The point must be also to affirm that a strong woman teaching the Bible to other women or managing a large ministry is not necessarily “putting herself on a par with men” as far as her role is concerned. She may be exercising well her God-given gifts in utter submission to her church leaders and, if she is married, to her husband. Strong gifts and the exercising of those gifts can co-exist, actually most fruitfully, with submission. Who understands the complexities of the way submission and strength intermingle in a woman’s life? Indeed, the biblical call to submission is a call to great strength and discipline of soul, by the grace of God in Christ our Lord. The Bible affirms many such paradoxical couplings—of divine sovereignty and human responsibility, for example. The wonder is that we can read the Bible, follow its teachings, and live out mysteries greater than we can as yet grasp.

Caricature of Women’s Ministry

But there’s a second and related assumption that asks to be addressed. Worthen constructs a caricature of women’s ministry and then assumes it to be true. Now, there is some truth to it. The caricature is that the ministry of complementarian women is shallow and emotionally based . . . fluffy, you might say. Worthen points, for example, to “literature ranging from Christian fitness books to Christian romance novels, all produced by and for evangelical women.” On the complementarian front, she quotes many women who talk about enjoying conferences where they can have a good cry, experience outpourings of emotion, and reflect “a feminine heart.” Then she quotes the president of Christians for Biblical Equality, who critiques complementarians for finding their identity in their gender as opposed to their full humanity and their life in Christ. The effect of this carefully sequenced reporting is devastating, in that complementarian women appear concerned only with their womanhood—and concerned in a quite one-dimensional (emotional) way.

I do not aim here to decide if women are more emotional than men!
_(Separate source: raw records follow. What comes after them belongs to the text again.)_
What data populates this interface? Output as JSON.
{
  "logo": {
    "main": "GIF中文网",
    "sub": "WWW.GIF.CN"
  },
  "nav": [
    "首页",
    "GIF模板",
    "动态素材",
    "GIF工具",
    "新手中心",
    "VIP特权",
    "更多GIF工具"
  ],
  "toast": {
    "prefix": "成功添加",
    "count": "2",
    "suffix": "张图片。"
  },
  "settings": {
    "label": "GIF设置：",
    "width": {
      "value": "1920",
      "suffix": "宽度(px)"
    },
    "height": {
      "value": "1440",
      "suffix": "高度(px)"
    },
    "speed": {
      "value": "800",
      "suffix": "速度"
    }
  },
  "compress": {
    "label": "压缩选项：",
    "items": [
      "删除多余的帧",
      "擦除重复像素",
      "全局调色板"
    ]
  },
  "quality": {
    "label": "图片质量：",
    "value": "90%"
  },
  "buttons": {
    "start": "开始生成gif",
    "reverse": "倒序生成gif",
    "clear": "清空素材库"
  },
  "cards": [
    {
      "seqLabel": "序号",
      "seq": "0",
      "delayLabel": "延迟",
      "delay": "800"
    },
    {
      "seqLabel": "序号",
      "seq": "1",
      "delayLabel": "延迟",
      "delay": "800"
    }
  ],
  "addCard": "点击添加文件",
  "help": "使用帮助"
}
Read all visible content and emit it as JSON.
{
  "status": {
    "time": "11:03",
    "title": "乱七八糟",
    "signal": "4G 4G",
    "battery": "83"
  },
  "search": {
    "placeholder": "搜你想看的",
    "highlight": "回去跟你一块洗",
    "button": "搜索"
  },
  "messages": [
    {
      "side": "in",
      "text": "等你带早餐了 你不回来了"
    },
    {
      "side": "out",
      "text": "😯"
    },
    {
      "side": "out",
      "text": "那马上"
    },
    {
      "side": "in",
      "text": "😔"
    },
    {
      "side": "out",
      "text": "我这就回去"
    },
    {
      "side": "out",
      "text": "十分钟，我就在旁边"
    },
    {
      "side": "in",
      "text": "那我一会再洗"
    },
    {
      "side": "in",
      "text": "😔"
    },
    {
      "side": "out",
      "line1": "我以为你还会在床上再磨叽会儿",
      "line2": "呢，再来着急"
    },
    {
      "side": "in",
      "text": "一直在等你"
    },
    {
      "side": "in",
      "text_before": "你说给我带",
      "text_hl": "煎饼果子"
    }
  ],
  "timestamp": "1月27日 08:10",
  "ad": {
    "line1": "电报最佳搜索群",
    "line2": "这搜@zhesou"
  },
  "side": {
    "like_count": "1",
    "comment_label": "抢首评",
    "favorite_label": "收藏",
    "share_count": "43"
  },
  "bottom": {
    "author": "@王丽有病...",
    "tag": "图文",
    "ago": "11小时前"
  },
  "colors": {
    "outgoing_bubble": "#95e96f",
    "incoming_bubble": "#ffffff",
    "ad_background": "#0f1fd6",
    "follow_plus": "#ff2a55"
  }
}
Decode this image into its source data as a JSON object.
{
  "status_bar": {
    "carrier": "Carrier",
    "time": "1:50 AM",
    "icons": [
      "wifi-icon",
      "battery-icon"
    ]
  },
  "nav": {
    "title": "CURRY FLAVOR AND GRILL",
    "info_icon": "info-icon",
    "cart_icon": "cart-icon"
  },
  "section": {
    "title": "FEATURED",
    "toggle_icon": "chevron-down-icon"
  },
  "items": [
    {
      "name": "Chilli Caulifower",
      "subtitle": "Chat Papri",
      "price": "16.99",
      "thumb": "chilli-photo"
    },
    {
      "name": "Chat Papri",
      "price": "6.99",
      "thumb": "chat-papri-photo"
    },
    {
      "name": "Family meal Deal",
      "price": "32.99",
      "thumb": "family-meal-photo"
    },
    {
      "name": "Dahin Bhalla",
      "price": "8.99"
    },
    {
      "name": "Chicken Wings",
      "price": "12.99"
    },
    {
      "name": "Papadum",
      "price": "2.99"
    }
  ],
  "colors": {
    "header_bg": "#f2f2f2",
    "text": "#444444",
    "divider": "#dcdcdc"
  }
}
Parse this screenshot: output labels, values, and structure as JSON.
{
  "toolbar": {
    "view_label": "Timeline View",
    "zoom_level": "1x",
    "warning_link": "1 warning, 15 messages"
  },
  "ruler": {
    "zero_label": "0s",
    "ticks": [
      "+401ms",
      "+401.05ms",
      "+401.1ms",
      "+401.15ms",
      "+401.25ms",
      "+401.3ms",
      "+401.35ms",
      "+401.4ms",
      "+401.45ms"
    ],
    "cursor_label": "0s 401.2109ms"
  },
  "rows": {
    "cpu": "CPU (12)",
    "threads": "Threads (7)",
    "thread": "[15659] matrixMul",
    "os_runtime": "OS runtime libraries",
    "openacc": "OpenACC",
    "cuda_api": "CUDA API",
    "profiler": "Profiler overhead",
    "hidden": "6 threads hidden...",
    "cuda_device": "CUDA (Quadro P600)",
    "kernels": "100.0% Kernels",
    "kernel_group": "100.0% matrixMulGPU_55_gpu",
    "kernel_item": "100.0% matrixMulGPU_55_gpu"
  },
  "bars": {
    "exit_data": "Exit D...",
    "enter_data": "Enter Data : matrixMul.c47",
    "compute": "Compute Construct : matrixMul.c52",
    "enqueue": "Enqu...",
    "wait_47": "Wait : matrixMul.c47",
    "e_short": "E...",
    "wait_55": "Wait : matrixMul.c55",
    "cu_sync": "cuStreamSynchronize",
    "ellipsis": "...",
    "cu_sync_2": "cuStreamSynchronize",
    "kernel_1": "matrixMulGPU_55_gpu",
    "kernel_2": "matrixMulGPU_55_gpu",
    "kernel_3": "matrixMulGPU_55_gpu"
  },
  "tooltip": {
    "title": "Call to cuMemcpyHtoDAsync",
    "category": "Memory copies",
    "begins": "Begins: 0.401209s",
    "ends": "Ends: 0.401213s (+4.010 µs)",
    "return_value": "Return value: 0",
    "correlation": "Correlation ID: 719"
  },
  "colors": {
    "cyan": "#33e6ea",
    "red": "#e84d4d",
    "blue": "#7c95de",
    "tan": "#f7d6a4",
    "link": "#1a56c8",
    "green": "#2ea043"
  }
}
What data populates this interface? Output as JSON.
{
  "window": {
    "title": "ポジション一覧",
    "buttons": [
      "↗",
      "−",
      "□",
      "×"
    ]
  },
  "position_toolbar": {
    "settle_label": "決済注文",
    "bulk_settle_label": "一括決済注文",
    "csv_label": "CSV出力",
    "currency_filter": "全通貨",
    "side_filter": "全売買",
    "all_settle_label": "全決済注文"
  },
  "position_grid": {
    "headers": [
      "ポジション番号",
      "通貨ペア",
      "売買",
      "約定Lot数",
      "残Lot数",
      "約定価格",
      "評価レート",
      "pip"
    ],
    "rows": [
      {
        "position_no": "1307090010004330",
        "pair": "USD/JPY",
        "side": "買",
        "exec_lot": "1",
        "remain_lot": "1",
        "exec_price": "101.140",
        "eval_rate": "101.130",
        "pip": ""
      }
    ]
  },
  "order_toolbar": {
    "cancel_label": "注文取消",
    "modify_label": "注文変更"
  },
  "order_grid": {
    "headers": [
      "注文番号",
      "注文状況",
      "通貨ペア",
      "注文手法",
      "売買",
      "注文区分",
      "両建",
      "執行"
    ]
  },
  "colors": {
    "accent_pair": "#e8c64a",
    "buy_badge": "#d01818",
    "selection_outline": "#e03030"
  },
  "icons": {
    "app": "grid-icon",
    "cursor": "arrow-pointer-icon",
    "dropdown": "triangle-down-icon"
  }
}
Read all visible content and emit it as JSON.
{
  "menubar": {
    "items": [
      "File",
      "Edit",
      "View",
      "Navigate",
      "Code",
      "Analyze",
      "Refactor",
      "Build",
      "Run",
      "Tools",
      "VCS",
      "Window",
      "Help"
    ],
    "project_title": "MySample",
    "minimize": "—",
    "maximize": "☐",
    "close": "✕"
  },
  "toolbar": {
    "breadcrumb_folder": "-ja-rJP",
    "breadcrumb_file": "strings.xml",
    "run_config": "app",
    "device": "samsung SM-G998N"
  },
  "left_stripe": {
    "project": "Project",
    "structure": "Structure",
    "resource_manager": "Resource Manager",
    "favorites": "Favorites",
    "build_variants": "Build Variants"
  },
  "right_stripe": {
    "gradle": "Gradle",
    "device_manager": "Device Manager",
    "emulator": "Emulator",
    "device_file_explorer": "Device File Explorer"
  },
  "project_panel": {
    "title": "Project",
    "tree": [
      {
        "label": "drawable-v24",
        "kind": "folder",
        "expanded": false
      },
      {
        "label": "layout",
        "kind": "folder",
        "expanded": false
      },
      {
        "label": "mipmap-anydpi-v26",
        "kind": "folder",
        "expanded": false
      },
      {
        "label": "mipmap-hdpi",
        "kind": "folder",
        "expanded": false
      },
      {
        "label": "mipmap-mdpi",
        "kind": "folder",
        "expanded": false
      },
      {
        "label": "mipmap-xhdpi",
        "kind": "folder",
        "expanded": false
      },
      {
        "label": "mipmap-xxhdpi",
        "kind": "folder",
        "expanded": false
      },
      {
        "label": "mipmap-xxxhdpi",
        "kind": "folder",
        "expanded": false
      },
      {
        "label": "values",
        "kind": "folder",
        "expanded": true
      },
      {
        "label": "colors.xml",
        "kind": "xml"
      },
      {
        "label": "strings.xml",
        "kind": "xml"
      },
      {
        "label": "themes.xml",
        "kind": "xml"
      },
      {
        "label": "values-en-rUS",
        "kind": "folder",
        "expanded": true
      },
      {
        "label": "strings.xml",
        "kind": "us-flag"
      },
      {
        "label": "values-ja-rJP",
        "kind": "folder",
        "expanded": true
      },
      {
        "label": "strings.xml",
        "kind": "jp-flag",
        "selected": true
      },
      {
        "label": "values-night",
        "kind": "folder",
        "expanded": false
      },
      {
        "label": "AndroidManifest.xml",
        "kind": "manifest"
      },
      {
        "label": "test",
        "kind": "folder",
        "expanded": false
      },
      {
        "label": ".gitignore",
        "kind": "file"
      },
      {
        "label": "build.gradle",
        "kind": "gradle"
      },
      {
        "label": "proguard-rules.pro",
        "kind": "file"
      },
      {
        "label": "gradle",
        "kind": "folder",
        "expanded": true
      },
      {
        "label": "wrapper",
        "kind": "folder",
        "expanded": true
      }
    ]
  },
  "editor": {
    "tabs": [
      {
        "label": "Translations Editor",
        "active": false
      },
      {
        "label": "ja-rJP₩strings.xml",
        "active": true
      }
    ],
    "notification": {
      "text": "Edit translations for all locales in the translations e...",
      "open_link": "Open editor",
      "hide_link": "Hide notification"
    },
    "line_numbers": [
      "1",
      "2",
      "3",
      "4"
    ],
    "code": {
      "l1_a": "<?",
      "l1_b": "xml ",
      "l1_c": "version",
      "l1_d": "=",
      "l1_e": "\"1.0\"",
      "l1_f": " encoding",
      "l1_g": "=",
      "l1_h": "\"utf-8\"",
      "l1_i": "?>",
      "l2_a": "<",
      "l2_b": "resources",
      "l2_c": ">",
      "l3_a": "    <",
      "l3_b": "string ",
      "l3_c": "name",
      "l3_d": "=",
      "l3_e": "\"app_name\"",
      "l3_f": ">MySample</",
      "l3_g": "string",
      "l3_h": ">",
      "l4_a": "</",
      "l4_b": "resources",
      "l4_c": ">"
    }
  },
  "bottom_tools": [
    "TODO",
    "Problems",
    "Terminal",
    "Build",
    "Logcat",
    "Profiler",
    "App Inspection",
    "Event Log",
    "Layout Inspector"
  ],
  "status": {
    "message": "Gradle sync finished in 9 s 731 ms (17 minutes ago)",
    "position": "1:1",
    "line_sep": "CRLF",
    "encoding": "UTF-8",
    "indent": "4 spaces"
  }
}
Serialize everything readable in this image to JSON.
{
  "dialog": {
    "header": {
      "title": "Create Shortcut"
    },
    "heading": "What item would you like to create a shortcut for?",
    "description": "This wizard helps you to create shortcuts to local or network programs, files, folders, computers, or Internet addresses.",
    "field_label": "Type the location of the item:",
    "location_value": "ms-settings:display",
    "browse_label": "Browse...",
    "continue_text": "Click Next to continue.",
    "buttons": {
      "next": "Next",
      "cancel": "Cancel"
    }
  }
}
I do know, however, from much experience in women’s ministry, that the caricature of fluffy, purely emotional beings is an unfair and unfitting one for complementarian women in general. There always has been and remains today a strong contingent of serious-minded women who study Scripture deeply, believe its teachings on male pastoral leadership and the headship of a husband within a marriage, and even write books that are more profound than fitness manuals or romance novels. I imagine that Worthen could have selected other quotations as well from among complementarian women—quotations that celebrate not only the joy of being with other women but also the challenge of robust biblical teaching and theological study. And I have some good egalitarian friends who actually do love the fun and even the emotional release of female fellowship! Assumptions based on caricatures do not helpfully advance the conversation.

Perhaps the conversation is most helpfully advanced when both complementarian and egalitarian women focus more and mainly on the counsel of the whole Scriptures and not exclusively on issues relating to women. This is happening, as more and more women are attending seminaries and graduate schools, becoming involved in serious biblical study, and taking advantage of modern technology’s methods of communication via blogs, online courses, and so on. This is happening as women more effectively develop the gift of expounding Scripture to other women—communicating God’s Word so clearly and well that it penetrates the mind and the heart, as it is meant to do, by the power of the Spirit who inspired it.

It’s an important conversation, this one about the place of women and their ministry in the church. It’s one to which many bring huge assumptions; Worthen offers musings and questions that will connect with her readers. It’s one that among believers must be relentlessly shaped by biblical study and thinking. It’s one I’m glad The Gospel Coalition cares to advance, through its 2011 conference and a 2012 women’s conference currently being planned. It’s one that will, by God’s grace, affect not only women but the well-being of the whole church.